Coming of age ceremony celebrates Japanese tradition at Nikka Yuko


By Justin Seward - Lethbridge Herald on January 13, 2023.

Herald photo by Justin Seward Pearl Long Time Squirrel and grandson Mateo Wadsworth stand in front of a Furisode, a special style of kimono worn by young, unmarried women typically worn during the Seijin-no-hi ceremony in Japan, as part of the Coming of Age Day event over the weekend at the Nikka Yuko Japanese Garden.

The Nikka Yuko Japanese Garden celebrated the Seijin-no-hi (Coming of Age Day) this past weekend as an annual Japanese tradition to celebrate youth in the community who are entering adulthood.

“Obviously this is not something that we usually do in Canadian Western culture,” said Rhys Winder, the Garden’s education and program manager. “But it’s something we’re trying to bring over and share a little bit of Japanese culture and tradition and kind of familiarize people with some of the customs over there.”

In Japan the Coming of Age ceremony celebrates those that are turning 20 on the second Monday of January each year, however the Lethbridge event instead recogonized 18-year-olds.

“It’s in the mandate of the Nikka Yuko Japanese Garden that we introduce the people to a lot of the customs and traditions of Japan and kind of share that with the community,” said Winder.

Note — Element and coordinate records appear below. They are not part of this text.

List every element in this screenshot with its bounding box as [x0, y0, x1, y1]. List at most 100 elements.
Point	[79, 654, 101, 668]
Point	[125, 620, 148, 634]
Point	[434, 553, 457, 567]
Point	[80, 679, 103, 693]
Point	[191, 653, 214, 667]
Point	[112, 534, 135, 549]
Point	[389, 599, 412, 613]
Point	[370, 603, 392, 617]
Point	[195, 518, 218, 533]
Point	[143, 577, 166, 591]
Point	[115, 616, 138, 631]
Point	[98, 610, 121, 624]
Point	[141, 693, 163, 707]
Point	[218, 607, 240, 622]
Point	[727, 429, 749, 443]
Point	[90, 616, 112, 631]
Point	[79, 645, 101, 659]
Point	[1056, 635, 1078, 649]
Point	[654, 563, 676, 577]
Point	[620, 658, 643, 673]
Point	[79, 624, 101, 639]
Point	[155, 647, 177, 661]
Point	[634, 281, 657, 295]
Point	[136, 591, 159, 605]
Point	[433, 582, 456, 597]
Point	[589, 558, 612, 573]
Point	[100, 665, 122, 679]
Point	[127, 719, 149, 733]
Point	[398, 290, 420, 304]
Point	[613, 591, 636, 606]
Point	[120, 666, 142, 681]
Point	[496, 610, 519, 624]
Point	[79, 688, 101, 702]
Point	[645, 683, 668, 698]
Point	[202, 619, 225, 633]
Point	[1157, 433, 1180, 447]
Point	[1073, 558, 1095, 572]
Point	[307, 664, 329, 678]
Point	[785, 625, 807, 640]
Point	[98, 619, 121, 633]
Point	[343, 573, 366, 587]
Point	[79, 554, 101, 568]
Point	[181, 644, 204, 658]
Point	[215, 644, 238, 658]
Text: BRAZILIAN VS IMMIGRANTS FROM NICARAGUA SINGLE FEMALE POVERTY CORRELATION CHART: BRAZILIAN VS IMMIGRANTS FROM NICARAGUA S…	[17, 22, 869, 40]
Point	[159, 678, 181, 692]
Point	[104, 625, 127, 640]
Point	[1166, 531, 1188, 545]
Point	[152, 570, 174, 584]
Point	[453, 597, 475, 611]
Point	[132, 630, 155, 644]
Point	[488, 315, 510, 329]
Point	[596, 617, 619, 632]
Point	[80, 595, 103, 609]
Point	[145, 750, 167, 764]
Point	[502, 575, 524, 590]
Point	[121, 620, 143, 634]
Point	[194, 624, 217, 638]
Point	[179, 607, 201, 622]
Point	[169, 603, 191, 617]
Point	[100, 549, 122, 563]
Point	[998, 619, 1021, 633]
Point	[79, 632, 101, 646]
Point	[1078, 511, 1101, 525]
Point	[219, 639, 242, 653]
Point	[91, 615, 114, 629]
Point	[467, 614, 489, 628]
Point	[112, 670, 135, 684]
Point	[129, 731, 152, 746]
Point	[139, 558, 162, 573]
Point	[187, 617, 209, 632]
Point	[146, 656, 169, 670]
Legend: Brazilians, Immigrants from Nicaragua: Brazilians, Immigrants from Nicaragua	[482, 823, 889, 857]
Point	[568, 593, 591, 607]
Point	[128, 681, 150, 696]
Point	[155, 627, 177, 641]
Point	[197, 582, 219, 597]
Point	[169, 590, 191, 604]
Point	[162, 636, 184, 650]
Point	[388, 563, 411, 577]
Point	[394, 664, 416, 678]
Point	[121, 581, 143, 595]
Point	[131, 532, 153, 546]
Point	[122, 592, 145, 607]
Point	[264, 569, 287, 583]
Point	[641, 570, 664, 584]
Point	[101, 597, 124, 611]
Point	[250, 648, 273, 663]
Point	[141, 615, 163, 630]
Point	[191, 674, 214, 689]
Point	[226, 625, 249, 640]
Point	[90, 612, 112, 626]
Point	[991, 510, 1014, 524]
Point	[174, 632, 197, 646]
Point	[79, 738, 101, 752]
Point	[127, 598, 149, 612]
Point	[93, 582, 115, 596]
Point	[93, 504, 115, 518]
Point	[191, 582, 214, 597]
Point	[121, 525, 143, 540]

“So that’s a big part of it. We don’t really have anything like this besides high school graduations or a university graduation. But this is kind of a unique event.”

Traditionally, the ceremony sees the Japanese who are coming of age gather at a town hall with the mayor giving a speech welcoming them to adulthood and bestowing on them the importance of maturity and being a strong society member.

“Everybody gets dressed up in suits and kimonos and it’s a big deal,” said Winder. “We thought this fits well…what we kind of do here at the Garden is share these unique aspects of Japanese culture.”

The ceremony was originally known as Genpuku and dated back to the Nara period (710-794 AD) and most participants back then were aristocratic children between the ages of 10-20, and childhood names were exchanged for a new adult name.

The Garden allowed those individuals who turned or who are turning 18 into the Winter Lights Festival for free, and attendees could enjoy a piece of cake. A slideshow was presented for people to learn the history of Seijin-no-hi and some of the attire that is traditionally worn at the Coming of Age Ceremony, such the women’s Furisode – which is a special style of kimono young, unmarried women wore- and the men’s suit or a Hakama on the slide show.

Taiko Drummers were also on hand to perform.